Similar to how teams need to broaden their delivery methods, we too need to consider the overall business unit needs. Some call this Portfolio Management.
Unfortunately, there are more definitions for Portfolio Management than I would care to count. For now, let’s just consider the need to execute a business strategy and coordinate work across several teams. A brief list of considerations at the portfolio level should include infrastructure needs, enterprise architecture, coordinated high-level planning, reporting progress against long-term goals, and resolving cross-team dependencies. This is not the definitive list, what your Portfolio Management addresses should serve the needs of your organization.
Portfolio Management is a lesson in servant leadership.
The classic perception of Portfolio Management has phase gates, design documentation, requirements documents, and review boards.

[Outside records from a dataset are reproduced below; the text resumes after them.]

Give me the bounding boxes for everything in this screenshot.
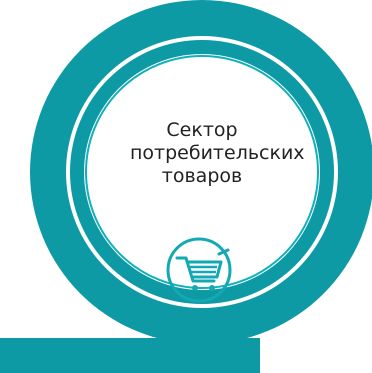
sector-label-line-1: Сектор	[166, 119, 238, 141]
sector-label-line-3: товаров	[161, 165, 243, 187]
sector-label: Сектор потребительских товаров	[130, 119, 305, 188]
sector-label-line-2: потребительских	[130, 142, 305, 164]
spiral-tail	[0, 338, 260, 373]
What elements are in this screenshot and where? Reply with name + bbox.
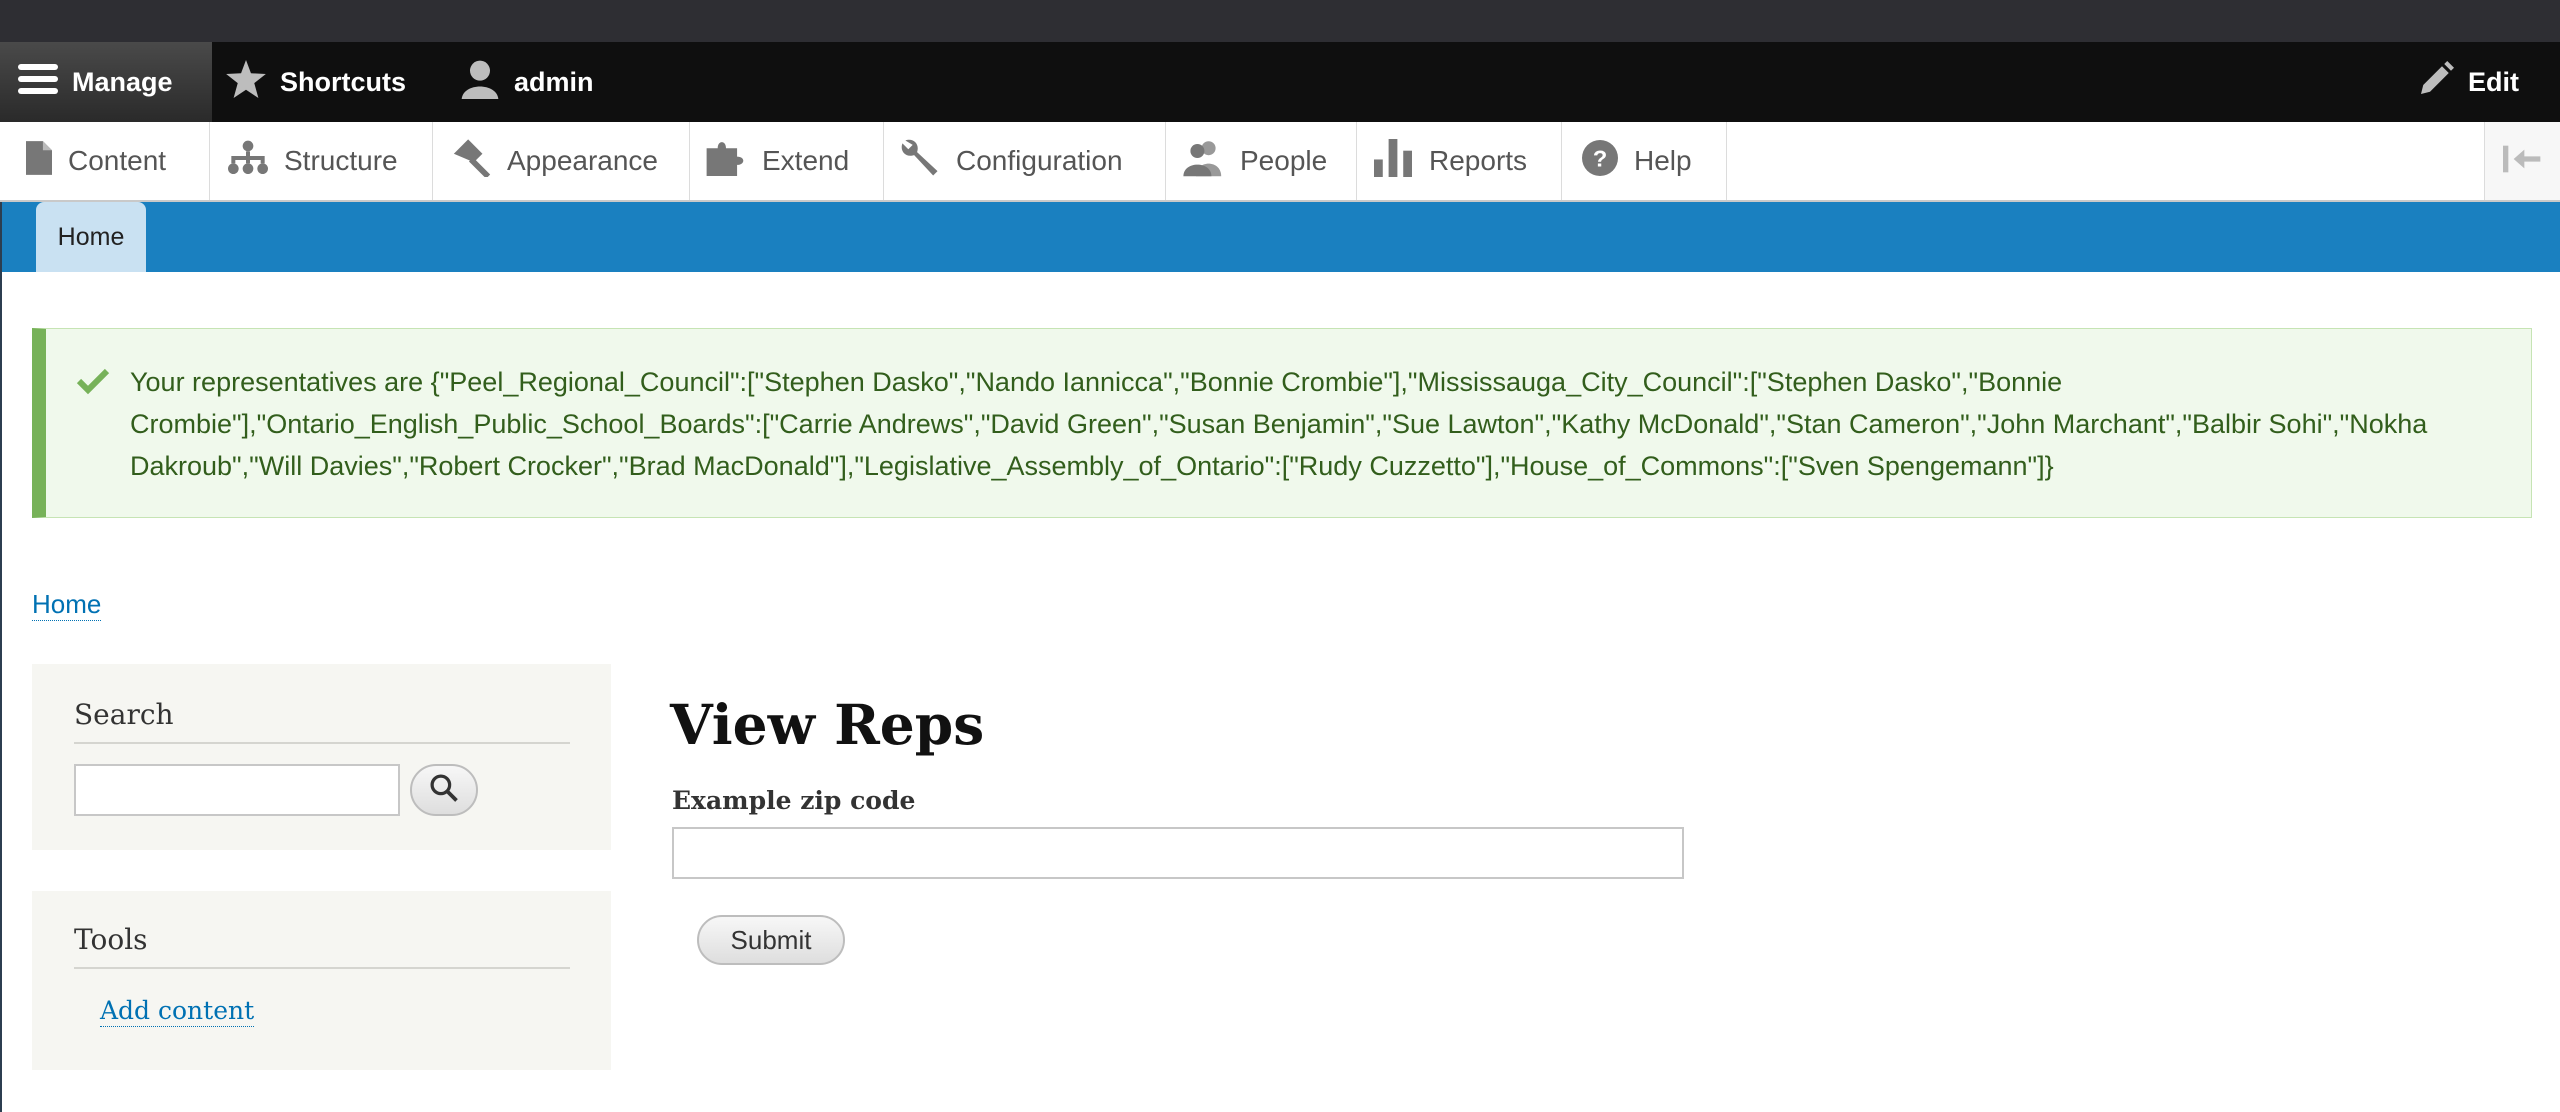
submit-button[interactable]: Submit [697, 915, 845, 965]
status-message: Your representatives are {"Peel_Regional… [32, 328, 2532, 518]
tray-item-label: Help [1634, 145, 1692, 176]
pencil-icon [2418, 60, 2468, 104]
tools-block: Tools Add content [32, 891, 611, 1070]
page-title: View Reps [670, 692, 985, 757]
people-icon [1182, 139, 1240, 184]
block-divider [74, 742, 570, 744]
user-icon [460, 59, 514, 106]
collapse-arrow-icon [2502, 145, 2543, 178]
star-icon [226, 59, 280, 105]
paint-roller-icon [451, 138, 507, 184]
page-left-edge [0, 202, 2, 1112]
breadcrumb-home-link[interactable]: Home [32, 588, 102, 621]
user-menu-button[interactable]: admin [460, 42, 594, 122]
user-label: admin [514, 66, 594, 97]
tray-item-extend[interactable]: Extend [690, 122, 884, 200]
search-button[interactable] [410, 764, 478, 816]
search-block-title: Search [74, 698, 174, 731]
tray-item-label: Configuration [956, 145, 1123, 176]
toolbar-tray: Content Structure Appearance Extend Conf… [0, 122, 2560, 202]
manage-label: Manage [72, 66, 173, 97]
admin-toolbar: Manage Shortcuts admin Edit [0, 42, 2560, 122]
file-icon [26, 140, 68, 182]
hamburger-icon [18, 62, 72, 103]
block-divider [74, 967, 570, 969]
shortcuts-button[interactable]: Shortcuts [226, 42, 406, 122]
checkmark-icon [76, 367, 110, 400]
tray-item-content[interactable]: Content [0, 122, 210, 200]
shortcuts-label: Shortcuts [280, 66, 407, 97]
search-icon [429, 773, 459, 808]
edit-button[interactable]: Edit [2418, 42, 2519, 122]
sitemap-icon [228, 140, 284, 183]
help-icon: ? [1582, 139, 1634, 183]
tray-item-people[interactable]: People [1166, 122, 1357, 200]
tray-item-label: Appearance [507, 145, 659, 176]
tray-item-structure[interactable]: Structure [210, 122, 433, 200]
tray-item-label: People [1240, 145, 1328, 176]
collapse-tray-button[interactable] [2484, 122, 2560, 200]
tray-item-reports[interactable]: Reports [1357, 122, 1562, 200]
puzzle-icon [706, 140, 762, 183]
tools-block-title: Tools [74, 923, 148, 956]
tray-item-help[interactable]: ? Help [1562, 122, 1727, 200]
zip-code-label: Example zip code [672, 786, 916, 815]
window-top-strip [0, 0, 2560, 42]
tray-item-label: Reports [1429, 145, 1528, 176]
tray-item-appearance[interactable]: Appearance [433, 122, 690, 200]
search-block: Search [32, 664, 611, 850]
wrench-icon [900, 139, 956, 184]
edit-label: Edit [2468, 66, 2519, 97]
svg-text:?: ? [1593, 145, 1607, 171]
submit-label: Submit [730, 924, 812, 955]
site-header [0, 202, 2560, 272]
search-input[interactable] [74, 764, 400, 816]
tray-item-label: Content [68, 145, 167, 176]
home-tab-label: Home [57, 222, 125, 251]
tray-item-configuration[interactable]: Configuration [884, 122, 1166, 200]
header-home-tab[interactable]: Home [36, 202, 146, 272]
tray-item-label: Structure [284, 145, 398, 176]
add-content-link[interactable]: Add content [100, 996, 255, 1027]
manage-button[interactable]: Manage [0, 42, 212, 122]
status-message-text: Your representatives are {"Peel_Regional… [130, 367, 2428, 481]
tray-item-label: Extend [762, 145, 850, 176]
zip-code-input[interactable] [672, 827, 1684, 879]
bar-chart-icon [1373, 138, 1429, 184]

How do we reconcile that model with empowered teams/product owners, emergent architecture, and frequent delivery of working tested software? The answer is applying a servant leadership model.
Portfolio Management should be a service to the business unit. A business unit with a strategic plan wants to understand and measure progress against its goals. Portfolio Management utilizes high-level goals from multiple teams to coordinate and develop a plan to meet the business needs. By coordinating work, businesses can deliver maximum value and create a view that does not exist at the team level.
Portfolio Management should also serve the delivery teams. Successful product delivery teams take a system view, coordinate infrastructure, enterprise architecture, test strategy, and address cross-team constraints. Again, this is a view that individual teams simply do not have. Portfolio Management can help make teams more successful.
Is there a place for Portfolio Management in an Agile world? Yes, Agile Portfolio Management can serve both business and information technology needs. Essentially, Agile Portfolio Management is multiple teams working together to deliver a complex product to execute a business strategy. I would say that anything short of good Portfolio Management may be irresponsible. Let’s not prove our detractors right.